Notebook

Notebook

If you are a workaholic like me, you often think of problems and tasks that need to be fixed.  Sometimes these thoughts can keep you up at night, especially if you have so much to do, that it’s easy to let some things fall through the cracks.  I read somewhere that if you write things down when you cannot fall asleep, or are stressed with the work load, that you’ll be able to sleep better and worry less about your ToDo list.

Either way, I’ve been packing around this $1 note book with me in my backpack.  It goes with me to work, church, the store, out on my walks and on my night stand.  I have been constantly writing in the front of the book the tasks and thoughts I have for work, and I write from the back of the notebook my goals and tasks for simplifying  life.

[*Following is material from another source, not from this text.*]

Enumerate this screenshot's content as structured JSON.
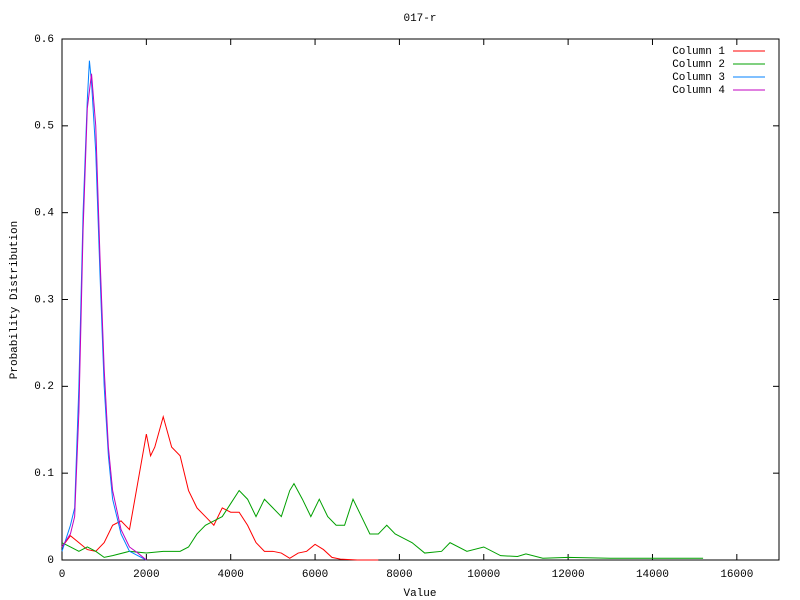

This has really helped with several problems.  First, I’ve not turned on my work laptop after work for several weeks, which means that there has been no work from home.  🙂  It has been nice to write down some thoughts, and forget about work, and enjoy the family time.  This has increased my efficiency at work too, mostly because I can prioritize my tasks, and not get distracted with random thought of forgotten tasks through the day.  Also after about 9-10 hours of work, it is proven that you are a crappy worker, so my work from home would often need additional attention the next day.

Second, it is really easy to work on your goals and review your thoughts if you have them written down.  It is actually nice to write down stuff on paper, and get off the old keyboard.   You can see and review you prior ideas, see what you have edited, and see your thought process in action.  I bet I have written more this last month, than the sum of the previous months this year.

Last, it has really helped on getting me into the minimalist mentality.   I was working on my 100 item list, and listed my notebook and pen as the first two items.   I’ve found myself working out problems by hand, rather than working it up in a worksheet, listing out programming classes in my own version of UML, drawing simple user interface layout, and even found myself doodling random picture from time to time.   It certainly has helped me focus on what is important at home, and still give me a way to take care of the important things at work.